Так, без оттенков и полутонов, в разухабистом балаганном зрелище узнала я печальную историю трех пронзительно одиноких, немолодых и несчастных людей: Аптекарши, Торговца и Холостяка. Сюжет закрутился в аптеке вокруг двадцати тысяч коробок с презервативами, которые Торговец купил на аукционе по дешевке в надежде перепродать их Аптекарше. А Холостяк зашел в этот день в аптеку, чтобы купить обычную свою ежемесячную пачку презервативов впридачу к таблеткам от головной боли. Но для каждого из них это был только предлог – и Торговца, и Холостяка привлекла сюда кокетливая, хоть и не первой молодости, Аптекарша, хозяйка пышного тела и прибыльного дельца. И каждый повел на нее атаку по-своему, и каждый проиграл, ибо слишком боялся продешевить и продать свою мужскую свободу за бесценок. И каждый из троих, плача, уполз в свою одинокую нору зализывать раны.
Прошло двадцать лет, и снова встретились они в той же аптеке, у прилавка поседевшей, погрузневшей, погасшей в печали одиночества Аптекарши. Ничего не изменилось в жизни каждого из них, кроме неизбежных потерь, связанных со старостью: потери надежд, веселья, здоровья. Все так же грустит и жаждет замужества Аптекарша, все так же покупает презервативы Холостяк, только одной пачки хватает ему теперь уже не на месяц, а на полгода, все так же носится со своим катастрофически теряющим ценность товаром Торговец.
И вновь, как и двадцать лет назад, в тот роковой момент, когда надо забыть о здравом смысле, протянуть руки и крикнуть: "Ha!
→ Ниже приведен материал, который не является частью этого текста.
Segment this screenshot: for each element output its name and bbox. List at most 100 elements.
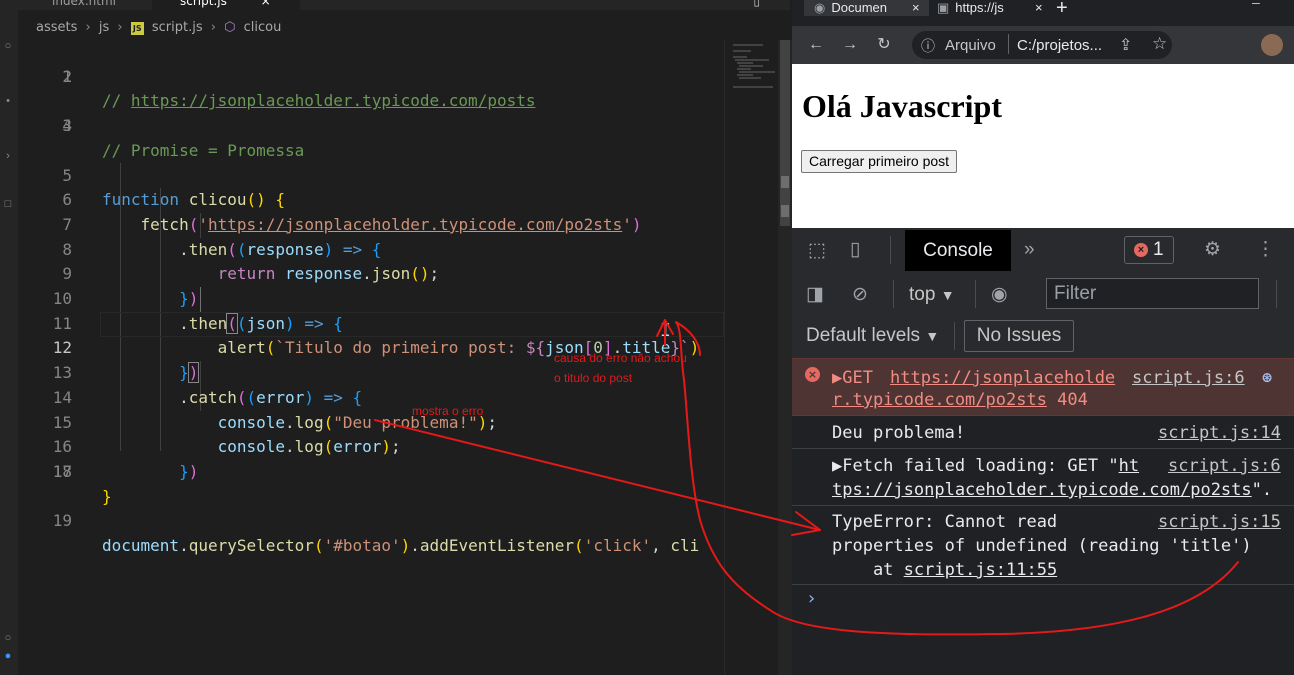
line-number: 4 bbox=[62, 116, 72, 136]
request-url[interactable]: https://jsonplaceholde bbox=[890, 366, 1115, 390]
divider bbox=[954, 322, 955, 350]
code-line: 17 } bbox=[18, 435, 778, 506]
error-count: 1 bbox=[1153, 239, 1164, 260]
new-tab-button[interactable]: + bbox=[1056, 0, 1068, 20]
close-icon[interactable]: × bbox=[912, 0, 920, 16]
error-text: properties of undefined (reading 'title'… bbox=[832, 536, 1252, 556]
run-debug-icon[interactable]: › bbox=[2, 150, 14, 162]
clear-console-icon[interactable]: ⊘ bbox=[852, 283, 868, 307]
context-selector[interactable]: top ▼ bbox=[909, 283, 955, 307]
settings-icon[interactable]: ● bbox=[2, 650, 14, 662]
network-request-icon[interactable]: ⊛ bbox=[1262, 366, 1272, 390]
code-method: querySelector bbox=[188, 536, 314, 555]
code-line: 5 function clicou() { bbox=[18, 139, 778, 210]
code-line: 3 // Promise = Promessa bbox=[18, 89, 778, 160]
code-line: 7 .then((response) => { bbox=[18, 188, 778, 259]
tab-index-html[interactable]: index.html bbox=[34, 0, 162, 10]
log-levels-label: Default levels bbox=[806, 325, 921, 346]
back-icon[interactable]: ← bbox=[806, 35, 826, 55]
activity-bar: ○ • › □ ○ ● bbox=[0, 0, 18, 675]
error-icon: × bbox=[1134, 243, 1148, 257]
error-counter[interactable] bbox=[1124, 236, 1174, 264]
url-text[interactable]: C:/projetos... bbox=[1017, 37, 1102, 54]
divider bbox=[890, 236, 891, 264]
close-icon[interactable]: × bbox=[261, 0, 271, 8]
device-toolbar-icon[interactable]: ▯ bbox=[850, 238, 860, 262]
code-function-ref: cli bbox=[670, 536, 700, 555]
browser-tab-strip: ◉ Documen × ▣ https://js × + – bbox=[792, 0, 1294, 26]
tab-label: script.js bbox=[180, 0, 227, 8]
request-url[interactable]: tps://jsonplaceholder.typicode.com/po2st… bbox=[832, 480, 1252, 500]
code-method: addEventListener bbox=[419, 536, 575, 555]
reload-icon[interactable]: ↻ bbox=[874, 35, 894, 55]
split-editor-icon[interactable]: ▯ bbox=[753, 0, 760, 8]
request-url[interactable]: ht bbox=[1119, 456, 1139, 476]
divider bbox=[792, 448, 1294, 449]
minimize-icon[interactable]: – bbox=[1252, 0, 1260, 10]
code-line: 16 }) bbox=[18, 411, 778, 481]
more-tabs-button[interactable]: » bbox=[1024, 238, 1035, 262]
search-icon[interactable]: ○ bbox=[2, 40, 14, 52]
browser-tab-document[interactable]: ◉ Documen × bbox=[804, 0, 929, 16]
address-bar[interactable]: ⓘ Arquivo C:/projetos... ⇪ ☆ bbox=[912, 31, 1172, 59]
profile-avatar[interactable] bbox=[1261, 34, 1283, 56]
share-icon[interactable]: ⇪ bbox=[1119, 35, 1132, 55]
security-label: Arquivo bbox=[945, 37, 996, 54]
dropdown-arrow-icon: ▼ bbox=[925, 328, 940, 344]
editor-scrollbar-thumb[interactable] bbox=[780, 40, 790, 226]
request-url[interactable]: r.typicode.com/po2sts bbox=[832, 390, 1047, 410]
console-prompt[interactable]: › bbox=[806, 588, 817, 609]
code-line: 10 .then((json) => { bbox=[18, 262, 778, 334]
gear-icon[interactable]: ⚙ bbox=[1204, 238, 1221, 262]
close-icon[interactable]: × bbox=[1035, 0, 1043, 16]
log-text: Deu problema! bbox=[832, 423, 966, 443]
stack-text: at bbox=[832, 560, 904, 580]
expand-arrow[interactable]: ▶Fetch failed loading: GET " bbox=[832, 456, 1119, 476]
annotation-cause-line1: causa do erro não achou bbox=[554, 351, 687, 365]
forward-icon[interactable]: → bbox=[840, 35, 860, 55]
issues-button[interactable]: No Issues bbox=[964, 320, 1074, 352]
log-levels-dropdown[interactable]: Default levels ▼ bbox=[806, 324, 939, 348]
message-text: ". bbox=[1251, 480, 1273, 500]
expand-arrow[interactable]: ▶GET bbox=[832, 366, 883, 390]
status-code: 404 bbox=[1046, 390, 1088, 410]
extensions-icon[interactable]: □ bbox=[2, 198, 14, 210]
current-line-highlight bbox=[100, 312, 724, 337]
stack-source-link[interactable]: script.js:11:55 bbox=[904, 560, 1058, 580]
annotation-shows-error: mostra o erro bbox=[412, 404, 484, 418]
code-line: 4 bbox=[18, 114, 778, 139]
console-filter-input[interactable]: Filter bbox=[1046, 278, 1259, 309]
more-options-icon[interactable]: ⋮ bbox=[1256, 238, 1275, 262]
code-line: 19 document.querySelector('#botao').addE… bbox=[18, 485, 778, 555]
code-line: 11 alert(`Titulo do primeiro post: ${jso… bbox=[18, 287, 778, 358]
page-heading: Olá Javascript bbox=[802, 88, 1002, 124]
source-link[interactable]: script.js:14 bbox=[1158, 421, 1281, 445]
minimap[interactable] bbox=[724, 40, 779, 675]
account-icon[interactable]: ○ bbox=[2, 632, 14, 644]
browser-tab-label: https://js bbox=[955, 0, 1004, 15]
text-cursor-icon: I bbox=[660, 320, 671, 341]
bookmark-star-icon[interactable]: ☆ bbox=[1152, 34, 1167, 54]
inspect-element-icon[interactable]: ⬚ bbox=[808, 239, 826, 263]
code-line: 9 }) bbox=[18, 238, 778, 308]
source-control-icon[interactable]: • bbox=[2, 95, 14, 107]
browser-tab-jsonplaceholder[interactable]: ▣ https://js × bbox=[927, 0, 1052, 16]
annotation-cause-line2: o titulo do post bbox=[554, 371, 633, 385]
line-number: 2 bbox=[62, 66, 72, 86]
source-link[interactable]: script.js:6 bbox=[1132, 366, 1245, 390]
source-link[interactable]: script.js:6 bbox=[1168, 454, 1281, 478]
divider bbox=[1008, 34, 1009, 54]
code-line: 18 bbox=[18, 460, 778, 485]
source-link[interactable]: script.js:15 bbox=[1158, 510, 1281, 534]
page-icon: ▣ bbox=[937, 0, 950, 15]
sidebar-toggle-icon[interactable]: ◨ bbox=[806, 283, 824, 307]
line-number: 19 bbox=[52, 511, 72, 531]
context-label: top bbox=[909, 284, 936, 305]
tab-script-js[interactable]: script.js × bbox=[152, 0, 300, 10]
divider bbox=[792, 505, 1294, 506]
info-icon[interactable]: ⓘ bbox=[921, 36, 935, 56]
divider bbox=[975, 280, 976, 308]
load-first-post-button[interactable]: Carregar primeiro post bbox=[801, 150, 958, 173]
eye-icon[interactable]: ◉ bbox=[991, 283, 1008, 307]
tab-console[interactable]: Console bbox=[905, 230, 1011, 271]
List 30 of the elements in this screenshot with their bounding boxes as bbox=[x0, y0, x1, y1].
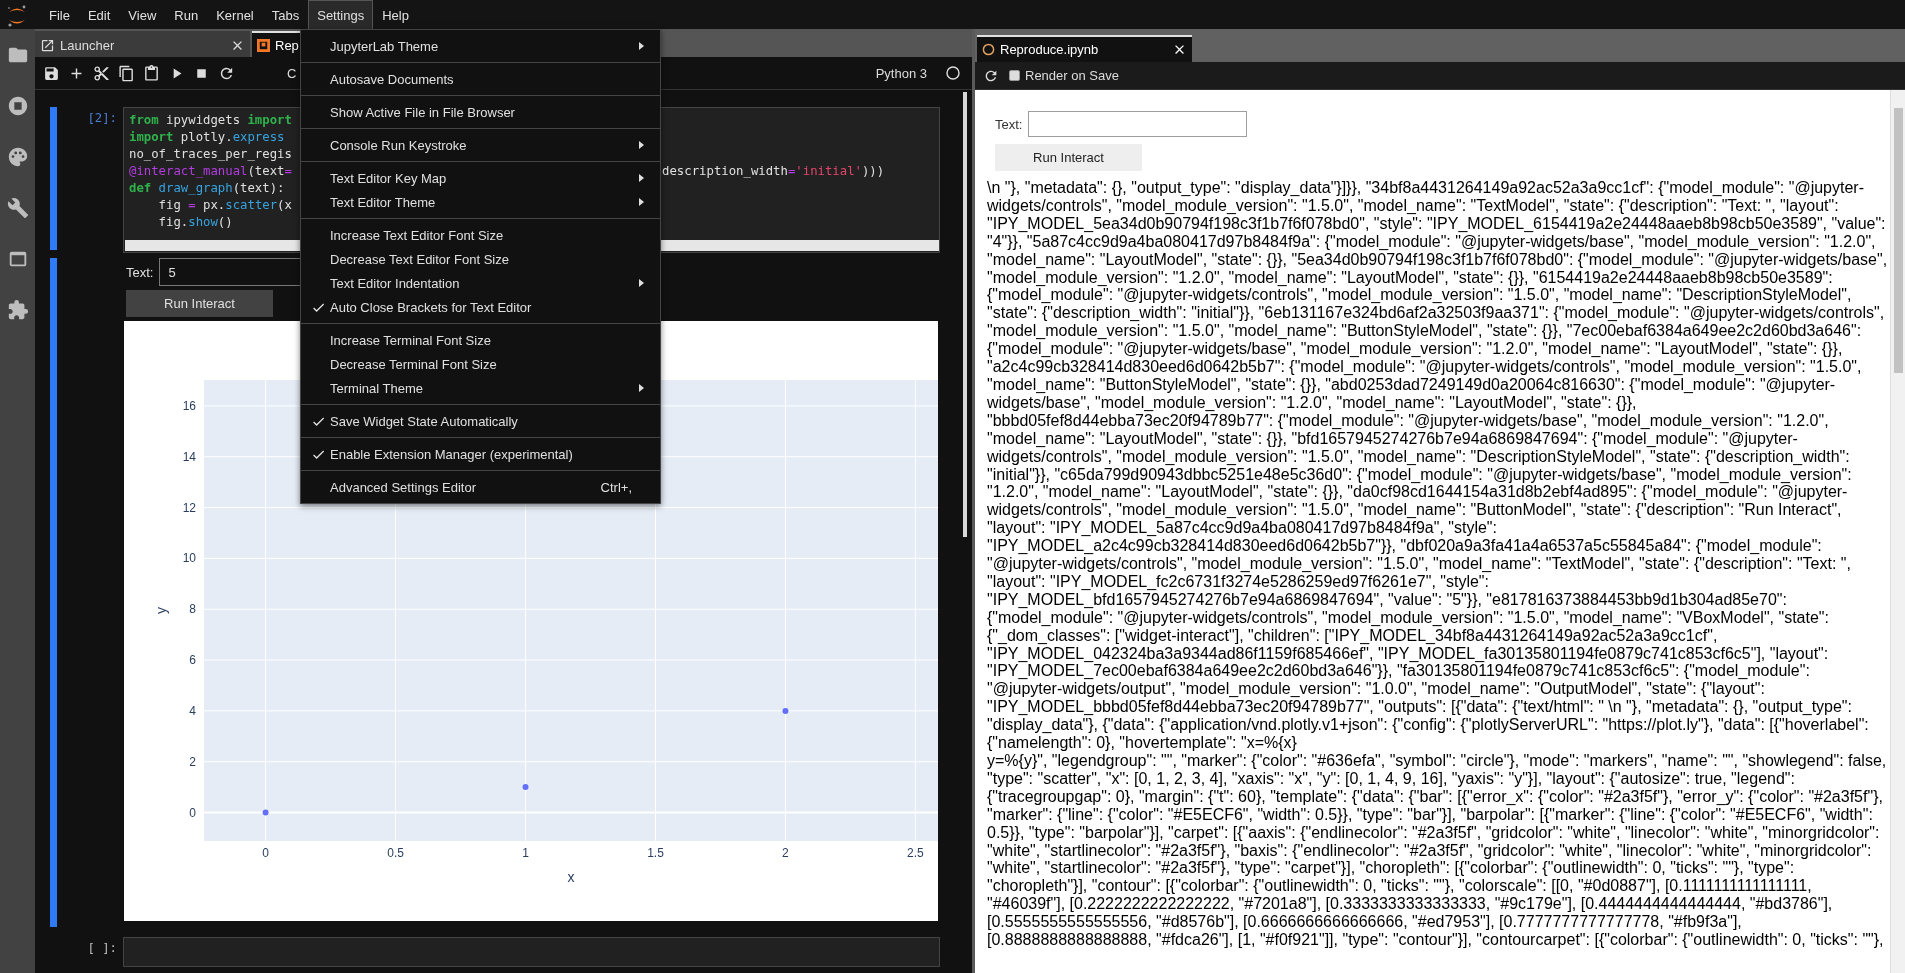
code-line: fig = px.scatter(x bbox=[157, 197, 292, 214]
tick-label: 0.5 bbox=[387, 846, 404, 860]
field-label: Text: bbox=[126, 264, 154, 280]
raw-output-text: \n "}, "metadata": {}, "output_type": "display_data"}]}}, "34bf8a4431264149a92ac52a3a9cc1cf": {"model_module": "@jupyter-widgets/controls", "model_module_version": "1.5.0", "model_name": "TextModel", "state": {"description": "Text: ", "layout": "IPY_MODEL_5ea34d0b90794f198c3f1b7f6f078bd0", "style": "IPY_MODEL_6154419a2e24448aaeb8b98cb50e3589", "value": "4"}}, "5a87c4cc9d9a4ba080417d97b8484f9a": {"model_module": "@jupyter-widgets/base", "model_module_version": "1.2.0", "model_name": "LayoutModel", "state": {}}, "5ea34d0b90794f198c3f1b7f6f078bd0": {"model_module": "@jupyter-widgets/base", "model_module_version": "1.2.0", "model_name": "LayoutModel", "state": {}}, "6154419a2e24448aaeb8b98cb50e3589": {"model_module": "@jupyter-widgets/controls", "model_module_version": "1.5.0", "model_name": "DescriptionStyleModel", "state": {"description_width": "initial"}}, "6eb131167e324bd6af2a32503f9aa371": {"model_module": "@jupyter-widgets/controls", "model_module_version": "1.5.0", "model_name": "ButtonStyleModel", "state": {}}, "7ec00ebaf6384a649ee2c2d60bd3a646": {"model_module": "@jupyter-widgets/base", "model_module_version": "1.2.0", "model_name": "LayoutModel", "state": {}}, "a2c4c99cb328414d830eed6d0642b5b7": {"model_module": "@jupyter-widgets/controls", "model_module_version": "1.5.0", "model_name": "ButtonStyleModel", "state": {}}, "abd0253dad7249149d0a20064c816630": {"model_module": "@jupyter-widgets/base", "model_module_version": "1.2.0", "model_name": "LayoutModel", "state": {}}, "bbbd05fef8d44ebba73ec20f94789b77": {"model_module": "@jupyter-widgets/base", "model_module_version": "1.2.0", "model_name": "LayoutModel", "state": {}}, "bfd1657945274276b7e94a6869847694": {"model_module": "@jupyter-widgets/controls", "model_module_version": "1.5.0", "model_name": "DescriptionStyleModel", "state": {"description_width": "initial"}}, "c65da799d90943dbbc5251e48e5c36d0": {"model_module": "@jupyter-widgets/base", "model_module_version": "1.2.0", "model_name": "LayoutModel", "state": {}}, "da0cf98cd1644154a31d8b2ebf4ad895": {"model_module": "@jupyter-widgets/controls", "model_module_version": "1.5.0", "model_name": "ButtonModel", "state": {"description": "Run Interact", "layout": "IPY_MODEL_5a87c4cc9d9a4ba080417d97b8484f9a", "style": "IPY_MODEL_a2c4c99cb328414d830eed6d0642b5b7"}}, "dbf020a9a3fa41a4a6537a5c55845a84": {"model_module": "@jupyter-widgets/controls", "model_module_version": "1.5.0", "model_name": "TextModel", "state": {"description": "Text: ", "layout": "IPY_MODEL_fc2c6731f3274e5286259ed97f6261e7", "style": "IPY_MODEL_bfd1657945274276b7e94a6869847694", "value": "5"}}, "e817816373884453bb9d1b304ad85e70": {"model_module": "@jupyter-widgets/controls", "model_module_version": "1.5.0", "model_name": "VBoxModel", "state": {"_dom_classes": ["widget-interact"], "children": ["IPY_MODEL_34bf8a4431264149a92ac52a3a9cc1cf", "IPY_MODEL_042324ba3a9344ad86f1159f685466ef", "IPY_MODEL_fa30135801194fe0879c741c853cf6c5"], "layout": "IPY_MODEL_7ec00ebaf6384a649ee2c2d60bd3a646"}}, "fa30135801194fe0879c741c853cf6c5": {"model_module": "@jupyter-widgets/output", "model_module_version": "1.0.0", "model_name": "OutputModel", "state": {"layout": "IPY_MODEL_bbbd05fef8d44ebba73ec20f94789b77", "outputs": [{"data": {"text/html": " \n "}, "metadata": {}, "output_type": "display_data"}, {"data": {"application/vnd.plotly.v1+json": {"config": {"plotlyServerURL": "https://plot.ly"}, "data": [{"hoverlabel": {"namelength": 0}, "hovertemplate": "x=%{x} y=%{y}", "legendgroup": "", "marker": {"color": "#636efa", "symbol": "circle"}, "mode": "markers", "name": "", "showlegend": false, "type": "scatter", "x": [0, 1, 2, 3, 4], "xaxis": "x", "y": [0, 1, 4, 9, 16], "yaxis": "y"}], "layout": {"autosize": true, "legend": {"tracegroupgap": 0}, "margin": {"t": 60}, "template": {"data": {"bar": [{"error_x": {"color": "#2a3f5f"}, "error_y": {"color": "#2a3f5f"}, "marker": {"line": {"color": "#E5ECF6", "width": 0.5}}, "type": "bar"}], "barpolar": [{"marker": {"line": {"color": "#E5ECF6", "width": 0.5}}, "type": "barpolar"}], "carpet": [{"aaxis": {"endlinecolor": "#2a3f5f", "gridcolor": "white", "linecolor": "white", "minorgridcolor": "white", "startlinecolor": "#2a3f5f"}, "baxis": {"endlinecolor": "#2a3f5f", "gridcolor": "white", "linecolor": "white", "minorgridcolor": "white", "startlinecolor": "#2a3f5f"}, "type": "carpet"}], "choropleth": [{"colorbar": {"outlinewidth": 0, "ticks": ""}, "type": "choropleth"}], "contour": [{"colorbar": {"outlinewidth": 0, "ticks": ""}, "colorscale": [[0, "#0d0887"], [0.1111111111111111, "#46039f"], [0.2222222222222222, "#7201a8"], [0.3333333333333333, "#9c179e"], [0.4444444444444444, "#bd3786"], [0.5555555555555556, "#d8576b"], [0.6666666666666666, "#ed7953"], [0.7777777777777778, "#fb9f3a"], [0.8888888888888888, "#fdca26"], [1, "#f0f921"]], "type": "contour"}], "contourcarpet": [{"colorbar": {"outlinewidth": 0, "ticks": ""}, bbox=[987, 179, 1889, 949]
tick-label: 2 bbox=[782, 846, 789, 860]
tick-label: 2 bbox=[189, 754, 196, 769]
code-line: fig.show() bbox=[157, 214, 233, 231]
tick-label: 10 bbox=[182, 551, 196, 566]
code-line: description_width='initial'))) bbox=[662, 163, 885, 180]
code-line: from ipywidgets import bbox=[129, 112, 292, 129]
code-line: import plotly.express bbox=[129, 129, 285, 146]
axis-title: x bbox=[567, 869, 575, 885]
code-line: @interact_manual(text= bbox=[129, 163, 292, 180]
tick-label: 6 bbox=[189, 653, 196, 668]
tick-label: 0 bbox=[189, 805, 196, 820]
tick-label: 0 bbox=[262, 846, 269, 860]
axis-title: y bbox=[153, 607, 169, 614]
tick-label: 16 bbox=[182, 398, 196, 413]
tick-label: 1.5 bbox=[647, 846, 664, 860]
tick-label: 14 bbox=[182, 449, 196, 464]
cell-prompt: [ ]: bbox=[86, 940, 118, 955]
code-line: no_of_traces_per_regis bbox=[129, 146, 292, 163]
tick-label: 4 bbox=[189, 703, 196, 718]
tick-label: 12 bbox=[182, 500, 196, 515]
tick-label: 1 bbox=[522, 846, 529, 860]
field-label: Text: bbox=[995, 116, 1023, 132]
cell-prompt: [2]: bbox=[86, 110, 118, 125]
code-line: def draw_graph(text): bbox=[129, 180, 285, 197]
tick-label: 8 bbox=[189, 602, 196, 617]
tick-label: 2.5 bbox=[907, 846, 924, 860]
Бери все, что у меня есть, за крохи любви!" - каждый из них испуганно и подозрительно спрашивает: "А не проиграю ли я?" И действительно проигрывает, ибо только душевная щедрость могла бы спасти его, а ее-то как раз ни у кого из них нет.
Весь этот балаган разыгрывается в сопровождении остро-пряных, порой похабных шуток, под музыку лихих, часто похабных песенок, под смех несколько шокированного, но живо заинтересованного зрительного зала. И захлестывает невыносимая пронзительная жалость к героям пьесы, к себе, ко всем нам, жалким и жадным, столь безрассудно предусмотрительным, столь бессмысленно нерасчетливым, столь мучительно одиноким.
Комедии Левина нельзя назвать реалистическими, ибо они не привязаны ни к месту, ни ко времени - они оперируют вечными (в рамках человеческого общества, конечно) категориями, они посвящены самым глубинным, самым интимным потребностям и переживаниям человеческого существа, голого на голой сцене перед лицом неотвратимой судьбы.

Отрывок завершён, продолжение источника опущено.